Eine Runde «Was wäre gewesen, wenn...»

Nun, da alle Viertel- und Halbfinals gespielt sind, können wir noch der Frage nachgehen: Hätte die Schweiz (im Achtelfinal mit 1:3 gegen Lettland gescheitert) eine Chance gegen die Grossen gehabt? Alternative Geschichtsschreibung («Was wäre gewesen, wenn…») hat ja durchaus ihren Reiz.

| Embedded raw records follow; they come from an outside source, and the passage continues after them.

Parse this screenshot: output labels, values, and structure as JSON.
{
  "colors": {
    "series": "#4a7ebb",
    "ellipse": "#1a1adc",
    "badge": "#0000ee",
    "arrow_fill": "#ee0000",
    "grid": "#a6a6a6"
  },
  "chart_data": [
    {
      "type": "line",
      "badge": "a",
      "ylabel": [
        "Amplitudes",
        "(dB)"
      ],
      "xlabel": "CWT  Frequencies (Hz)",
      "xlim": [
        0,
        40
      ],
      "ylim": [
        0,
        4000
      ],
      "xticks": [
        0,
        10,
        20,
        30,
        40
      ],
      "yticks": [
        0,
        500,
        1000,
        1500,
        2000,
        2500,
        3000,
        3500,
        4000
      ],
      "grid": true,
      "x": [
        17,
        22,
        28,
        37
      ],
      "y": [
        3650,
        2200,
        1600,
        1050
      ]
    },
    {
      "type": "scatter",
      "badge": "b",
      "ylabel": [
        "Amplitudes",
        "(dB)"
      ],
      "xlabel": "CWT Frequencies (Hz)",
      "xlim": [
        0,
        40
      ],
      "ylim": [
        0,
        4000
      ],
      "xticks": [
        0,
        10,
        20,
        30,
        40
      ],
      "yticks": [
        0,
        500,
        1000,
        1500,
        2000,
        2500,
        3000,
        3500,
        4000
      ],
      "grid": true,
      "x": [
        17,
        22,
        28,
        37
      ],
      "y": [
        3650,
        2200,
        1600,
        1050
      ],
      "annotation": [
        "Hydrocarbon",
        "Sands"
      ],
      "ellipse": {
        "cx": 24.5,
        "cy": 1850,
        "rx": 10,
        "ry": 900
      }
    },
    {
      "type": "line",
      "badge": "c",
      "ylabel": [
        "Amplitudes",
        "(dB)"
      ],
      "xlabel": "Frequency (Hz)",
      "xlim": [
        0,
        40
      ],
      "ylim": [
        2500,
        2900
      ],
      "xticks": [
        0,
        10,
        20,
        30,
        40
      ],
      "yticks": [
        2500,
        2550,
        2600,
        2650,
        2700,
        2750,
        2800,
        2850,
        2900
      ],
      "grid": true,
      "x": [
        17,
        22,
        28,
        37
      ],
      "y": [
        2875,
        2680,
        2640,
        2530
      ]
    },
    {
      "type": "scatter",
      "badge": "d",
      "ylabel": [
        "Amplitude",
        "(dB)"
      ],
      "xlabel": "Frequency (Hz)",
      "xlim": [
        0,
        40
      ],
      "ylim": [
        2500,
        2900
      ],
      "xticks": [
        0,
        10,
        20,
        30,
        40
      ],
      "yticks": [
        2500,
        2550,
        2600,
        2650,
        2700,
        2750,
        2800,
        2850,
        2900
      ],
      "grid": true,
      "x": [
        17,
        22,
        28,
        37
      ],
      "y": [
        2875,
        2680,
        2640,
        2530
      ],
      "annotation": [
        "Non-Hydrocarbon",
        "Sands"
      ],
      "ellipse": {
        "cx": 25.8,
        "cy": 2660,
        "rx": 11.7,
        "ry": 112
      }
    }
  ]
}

Die Schweizer Mannschaft vor dem Spiel gegen Schweden.
Die Schweizer Mannschaft vor dem Spiel gegen Schweden.Bild: freshfocus

Wir Schweizer neigen in der Regel dazu, unsere Gegner besser zu machen als sie tatsächlich sind – und uns kleiner. Die Gruppenspiele taugen nur bedingt zum Vergleich. Aber die Schweizer waren dazu in der Lage, die Schweden (0:1) zeitweise zu dominieren (31:26) Schüsse. Und wir hatten mit Jonas Hiller und Reto Berra zwei Weltklasse-Goalies. Wenn wir an der Belastung, einer der Grossen zu sein, gegen Lettland nicht zerbrochen wären, dann hätten wir im Viertelfinale gegen Kanada sehr wohl eine Chance gehabt. Das spielerische und taktische Niveau unserer Nationalmannschaft ist bei weitem besser als es der 9. Schlussrang vermuten liesse.

Aber eben: Am Ende des Tages steht die letzte Wahrheit immer oben auf der Resultatanzeige. Das ist auch für die USA und für die Finnen bitter.